MacDonald was a frequent lecturer and guest speaker. She worked to train and mentor other judges by serving as a faculty member at the Judicial Trial Skills Program for New Judges; co-chair of and contributing author to the MDJF Judge Handbook; and frequent speaker and presenter at the MDJF Annual Conference of Judges.

In 2016, MacDonald was elected by peers statewide to serve at the Vice President of the Minnesota District Judges Foundation (“MDJF”) from 2016 to 2018. She served in this role until June 5, 2018, when she resigned in order to become the U.S. Attorney for the District of Minnesota.

==United States Attorney==

On April 10, 2018, President Donald Trump announced his intent to nominate MacDonald to serve as U.S. Attorney of Minnesota. On April 12, 2018, her nomination was sent to the Senate. On May 24, 2018, her nomination was reported out of committee by a voice vote.

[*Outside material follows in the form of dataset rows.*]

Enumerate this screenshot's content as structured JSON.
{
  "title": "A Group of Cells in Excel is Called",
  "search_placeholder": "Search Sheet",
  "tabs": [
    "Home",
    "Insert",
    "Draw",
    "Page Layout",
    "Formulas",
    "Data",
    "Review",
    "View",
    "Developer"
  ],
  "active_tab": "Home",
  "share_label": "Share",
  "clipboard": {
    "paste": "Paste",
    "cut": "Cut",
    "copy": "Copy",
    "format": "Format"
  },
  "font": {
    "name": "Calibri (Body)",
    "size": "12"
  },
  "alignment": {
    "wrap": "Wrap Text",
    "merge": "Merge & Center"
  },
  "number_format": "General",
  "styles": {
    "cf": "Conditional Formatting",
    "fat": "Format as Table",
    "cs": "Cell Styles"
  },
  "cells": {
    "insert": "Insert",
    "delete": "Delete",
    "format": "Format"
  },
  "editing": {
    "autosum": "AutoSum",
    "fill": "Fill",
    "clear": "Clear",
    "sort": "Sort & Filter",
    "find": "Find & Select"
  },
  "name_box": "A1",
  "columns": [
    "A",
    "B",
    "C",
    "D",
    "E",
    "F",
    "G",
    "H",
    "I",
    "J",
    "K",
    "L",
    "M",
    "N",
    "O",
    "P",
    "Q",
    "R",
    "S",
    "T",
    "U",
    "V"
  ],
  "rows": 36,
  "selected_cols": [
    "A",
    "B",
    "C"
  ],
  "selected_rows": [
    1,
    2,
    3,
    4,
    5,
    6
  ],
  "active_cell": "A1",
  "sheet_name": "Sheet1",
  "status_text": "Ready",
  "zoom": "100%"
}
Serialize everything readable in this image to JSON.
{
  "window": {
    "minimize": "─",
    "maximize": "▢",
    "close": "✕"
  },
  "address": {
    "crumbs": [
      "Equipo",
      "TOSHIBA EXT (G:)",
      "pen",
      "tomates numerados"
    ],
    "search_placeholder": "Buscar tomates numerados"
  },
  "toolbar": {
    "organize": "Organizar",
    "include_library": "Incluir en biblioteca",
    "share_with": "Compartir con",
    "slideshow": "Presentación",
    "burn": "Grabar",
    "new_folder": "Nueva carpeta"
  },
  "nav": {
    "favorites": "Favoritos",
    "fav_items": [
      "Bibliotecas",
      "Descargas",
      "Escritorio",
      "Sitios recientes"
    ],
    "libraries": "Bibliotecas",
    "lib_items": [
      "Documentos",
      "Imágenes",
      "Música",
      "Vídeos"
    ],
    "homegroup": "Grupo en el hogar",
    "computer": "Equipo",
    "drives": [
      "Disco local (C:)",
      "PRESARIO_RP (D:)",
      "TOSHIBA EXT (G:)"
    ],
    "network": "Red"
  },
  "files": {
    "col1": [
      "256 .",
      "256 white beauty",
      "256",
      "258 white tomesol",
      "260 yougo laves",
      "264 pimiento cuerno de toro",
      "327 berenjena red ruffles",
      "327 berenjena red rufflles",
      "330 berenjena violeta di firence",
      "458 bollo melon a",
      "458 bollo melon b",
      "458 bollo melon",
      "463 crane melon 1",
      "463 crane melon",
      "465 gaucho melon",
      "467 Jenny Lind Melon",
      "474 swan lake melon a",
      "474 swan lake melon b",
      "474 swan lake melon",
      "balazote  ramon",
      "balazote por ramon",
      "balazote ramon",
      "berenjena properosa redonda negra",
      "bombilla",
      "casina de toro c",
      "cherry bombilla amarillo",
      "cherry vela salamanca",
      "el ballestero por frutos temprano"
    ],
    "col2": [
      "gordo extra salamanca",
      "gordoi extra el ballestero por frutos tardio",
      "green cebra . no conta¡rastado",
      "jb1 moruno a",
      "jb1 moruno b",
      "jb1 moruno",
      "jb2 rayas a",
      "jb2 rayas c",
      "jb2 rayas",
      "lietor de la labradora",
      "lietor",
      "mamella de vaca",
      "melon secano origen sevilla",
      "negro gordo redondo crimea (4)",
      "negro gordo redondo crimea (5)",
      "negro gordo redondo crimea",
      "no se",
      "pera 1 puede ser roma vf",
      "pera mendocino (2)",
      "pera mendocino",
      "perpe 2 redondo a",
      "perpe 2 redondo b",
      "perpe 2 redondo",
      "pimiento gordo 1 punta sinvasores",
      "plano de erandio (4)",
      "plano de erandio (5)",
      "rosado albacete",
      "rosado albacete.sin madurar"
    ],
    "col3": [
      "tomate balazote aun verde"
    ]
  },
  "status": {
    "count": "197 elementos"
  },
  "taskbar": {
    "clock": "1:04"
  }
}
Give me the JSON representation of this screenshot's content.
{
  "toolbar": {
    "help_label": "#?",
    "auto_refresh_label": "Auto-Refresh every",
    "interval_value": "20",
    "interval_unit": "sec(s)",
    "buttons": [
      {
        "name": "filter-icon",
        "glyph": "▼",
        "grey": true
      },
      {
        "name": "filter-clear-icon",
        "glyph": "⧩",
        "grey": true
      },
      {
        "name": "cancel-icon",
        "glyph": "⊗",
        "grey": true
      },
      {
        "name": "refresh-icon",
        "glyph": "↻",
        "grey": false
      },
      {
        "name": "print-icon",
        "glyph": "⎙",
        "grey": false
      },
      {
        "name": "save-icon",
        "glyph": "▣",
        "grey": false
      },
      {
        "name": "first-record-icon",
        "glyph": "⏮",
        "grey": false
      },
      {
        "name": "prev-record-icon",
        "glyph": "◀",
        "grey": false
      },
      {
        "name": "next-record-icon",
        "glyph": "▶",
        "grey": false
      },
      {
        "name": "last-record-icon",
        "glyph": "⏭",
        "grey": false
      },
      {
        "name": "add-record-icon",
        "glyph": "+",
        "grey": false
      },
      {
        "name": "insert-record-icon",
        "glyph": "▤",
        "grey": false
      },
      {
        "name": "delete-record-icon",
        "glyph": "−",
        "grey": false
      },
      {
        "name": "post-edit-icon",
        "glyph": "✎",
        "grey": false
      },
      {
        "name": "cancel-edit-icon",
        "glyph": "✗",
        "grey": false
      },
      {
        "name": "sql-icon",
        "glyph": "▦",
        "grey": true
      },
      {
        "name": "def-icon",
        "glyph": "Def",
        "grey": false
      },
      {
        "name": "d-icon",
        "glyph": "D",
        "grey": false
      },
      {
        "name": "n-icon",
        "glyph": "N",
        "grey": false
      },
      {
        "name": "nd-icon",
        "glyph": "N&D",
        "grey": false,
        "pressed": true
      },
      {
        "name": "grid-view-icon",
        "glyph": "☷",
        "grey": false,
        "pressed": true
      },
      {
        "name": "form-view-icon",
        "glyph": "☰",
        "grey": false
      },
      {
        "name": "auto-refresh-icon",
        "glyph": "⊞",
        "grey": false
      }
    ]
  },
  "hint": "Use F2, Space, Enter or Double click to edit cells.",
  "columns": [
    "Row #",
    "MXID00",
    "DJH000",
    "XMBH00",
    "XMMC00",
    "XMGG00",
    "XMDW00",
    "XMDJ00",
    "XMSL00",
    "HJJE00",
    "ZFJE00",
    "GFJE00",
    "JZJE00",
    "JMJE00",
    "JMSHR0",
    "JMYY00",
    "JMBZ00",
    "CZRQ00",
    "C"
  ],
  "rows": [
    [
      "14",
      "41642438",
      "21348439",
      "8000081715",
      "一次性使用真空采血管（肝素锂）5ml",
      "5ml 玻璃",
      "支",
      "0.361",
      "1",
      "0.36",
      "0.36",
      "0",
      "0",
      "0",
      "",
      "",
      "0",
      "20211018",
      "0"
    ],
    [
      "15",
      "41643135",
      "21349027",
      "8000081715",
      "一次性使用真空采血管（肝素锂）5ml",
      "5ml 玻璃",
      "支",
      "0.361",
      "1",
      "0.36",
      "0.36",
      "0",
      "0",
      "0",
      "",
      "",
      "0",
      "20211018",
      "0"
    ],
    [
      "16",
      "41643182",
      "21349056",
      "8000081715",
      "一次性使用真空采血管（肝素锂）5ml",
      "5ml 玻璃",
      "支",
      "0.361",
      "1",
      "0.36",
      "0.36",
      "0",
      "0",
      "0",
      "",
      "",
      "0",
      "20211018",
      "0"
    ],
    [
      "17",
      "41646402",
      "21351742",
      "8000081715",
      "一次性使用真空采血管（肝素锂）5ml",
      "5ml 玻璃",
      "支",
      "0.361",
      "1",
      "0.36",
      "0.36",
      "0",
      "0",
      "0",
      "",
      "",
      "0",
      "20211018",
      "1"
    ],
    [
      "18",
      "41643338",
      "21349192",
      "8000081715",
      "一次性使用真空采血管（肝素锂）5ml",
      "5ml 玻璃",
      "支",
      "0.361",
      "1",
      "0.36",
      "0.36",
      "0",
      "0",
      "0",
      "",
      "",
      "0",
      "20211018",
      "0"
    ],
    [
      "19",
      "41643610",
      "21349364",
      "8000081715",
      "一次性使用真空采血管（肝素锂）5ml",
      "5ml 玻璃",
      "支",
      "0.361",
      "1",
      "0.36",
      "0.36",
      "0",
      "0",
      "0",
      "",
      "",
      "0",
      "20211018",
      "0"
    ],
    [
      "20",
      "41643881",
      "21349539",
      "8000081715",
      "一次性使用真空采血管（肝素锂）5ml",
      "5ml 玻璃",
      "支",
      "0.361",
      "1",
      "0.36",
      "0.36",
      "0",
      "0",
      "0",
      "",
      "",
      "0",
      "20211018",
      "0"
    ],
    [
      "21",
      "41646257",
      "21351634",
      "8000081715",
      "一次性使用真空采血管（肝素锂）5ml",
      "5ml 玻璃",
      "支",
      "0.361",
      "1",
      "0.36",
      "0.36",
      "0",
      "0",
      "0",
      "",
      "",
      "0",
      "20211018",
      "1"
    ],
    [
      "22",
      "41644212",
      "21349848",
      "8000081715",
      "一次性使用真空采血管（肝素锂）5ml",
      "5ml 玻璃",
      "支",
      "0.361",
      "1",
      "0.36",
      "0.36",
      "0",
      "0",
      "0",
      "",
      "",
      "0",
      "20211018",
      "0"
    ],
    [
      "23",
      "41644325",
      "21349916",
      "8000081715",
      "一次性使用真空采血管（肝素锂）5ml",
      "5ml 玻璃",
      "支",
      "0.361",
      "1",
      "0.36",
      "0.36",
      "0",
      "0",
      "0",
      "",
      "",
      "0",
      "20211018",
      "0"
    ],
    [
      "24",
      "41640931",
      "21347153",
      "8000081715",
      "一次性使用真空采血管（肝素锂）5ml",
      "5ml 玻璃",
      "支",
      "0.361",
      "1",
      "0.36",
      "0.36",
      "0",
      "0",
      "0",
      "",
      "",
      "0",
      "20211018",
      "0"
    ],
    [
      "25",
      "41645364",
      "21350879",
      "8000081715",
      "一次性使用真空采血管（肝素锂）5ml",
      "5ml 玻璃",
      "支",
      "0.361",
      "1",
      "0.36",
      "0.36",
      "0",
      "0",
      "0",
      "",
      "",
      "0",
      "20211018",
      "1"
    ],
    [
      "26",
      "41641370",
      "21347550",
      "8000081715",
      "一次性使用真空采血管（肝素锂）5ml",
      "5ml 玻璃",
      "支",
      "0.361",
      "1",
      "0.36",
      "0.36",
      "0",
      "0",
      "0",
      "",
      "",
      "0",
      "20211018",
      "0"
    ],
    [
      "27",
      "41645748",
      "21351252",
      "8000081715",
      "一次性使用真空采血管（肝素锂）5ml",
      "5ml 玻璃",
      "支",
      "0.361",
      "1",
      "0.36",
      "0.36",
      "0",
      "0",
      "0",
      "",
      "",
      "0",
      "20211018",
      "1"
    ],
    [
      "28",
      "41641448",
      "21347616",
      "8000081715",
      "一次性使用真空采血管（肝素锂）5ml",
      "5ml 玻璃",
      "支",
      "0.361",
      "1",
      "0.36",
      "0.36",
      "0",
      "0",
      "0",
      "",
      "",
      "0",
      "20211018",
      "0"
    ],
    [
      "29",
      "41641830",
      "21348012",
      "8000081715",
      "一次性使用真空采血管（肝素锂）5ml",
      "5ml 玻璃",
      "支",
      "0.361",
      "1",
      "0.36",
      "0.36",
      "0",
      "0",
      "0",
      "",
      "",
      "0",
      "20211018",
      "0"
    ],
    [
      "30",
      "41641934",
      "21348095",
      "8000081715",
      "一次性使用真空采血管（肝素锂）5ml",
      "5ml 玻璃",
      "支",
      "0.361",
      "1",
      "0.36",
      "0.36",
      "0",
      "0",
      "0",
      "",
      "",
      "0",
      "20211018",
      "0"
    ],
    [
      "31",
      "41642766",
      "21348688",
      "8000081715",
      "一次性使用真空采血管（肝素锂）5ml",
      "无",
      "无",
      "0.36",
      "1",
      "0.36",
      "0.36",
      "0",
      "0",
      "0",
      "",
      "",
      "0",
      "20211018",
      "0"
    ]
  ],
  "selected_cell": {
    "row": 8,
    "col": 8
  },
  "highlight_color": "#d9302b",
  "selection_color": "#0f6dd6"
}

The Senate confirmed her nomination by voice vote later that day. She was sworn in on June 11, 2018.

On September 23, 2019, U.S. Attorney General William Barr appointed MacDonald to the Attorney General's Advisory Committee (AGAC), a body that represents the voice of the U.S. Attorneys and provides advice and counsel to the Attorney General on policy, management, and operational issues affecting U.S. Attorneys’ Offices. MacDonald also served on the AGAC subcommittees on national security, border and immigration and Native American Issues and co-chaired the AGAC Human Trafficking and Child Exploitation Working Group.

On January 22, 2020, Barr appointed MacDonald as a Commissioner on the President's Commission on Law Enforcement and the Administration of Justice. Under Executive Order 13896, President Donald Trump created the President's Commission on Law Enforcement and the Administration of Justice to study ways to prevent and deter crime.

On February 8, 2021, MacDonald was asked to resign, along with 55 other Trump-era attorneys. She resigned on February 28.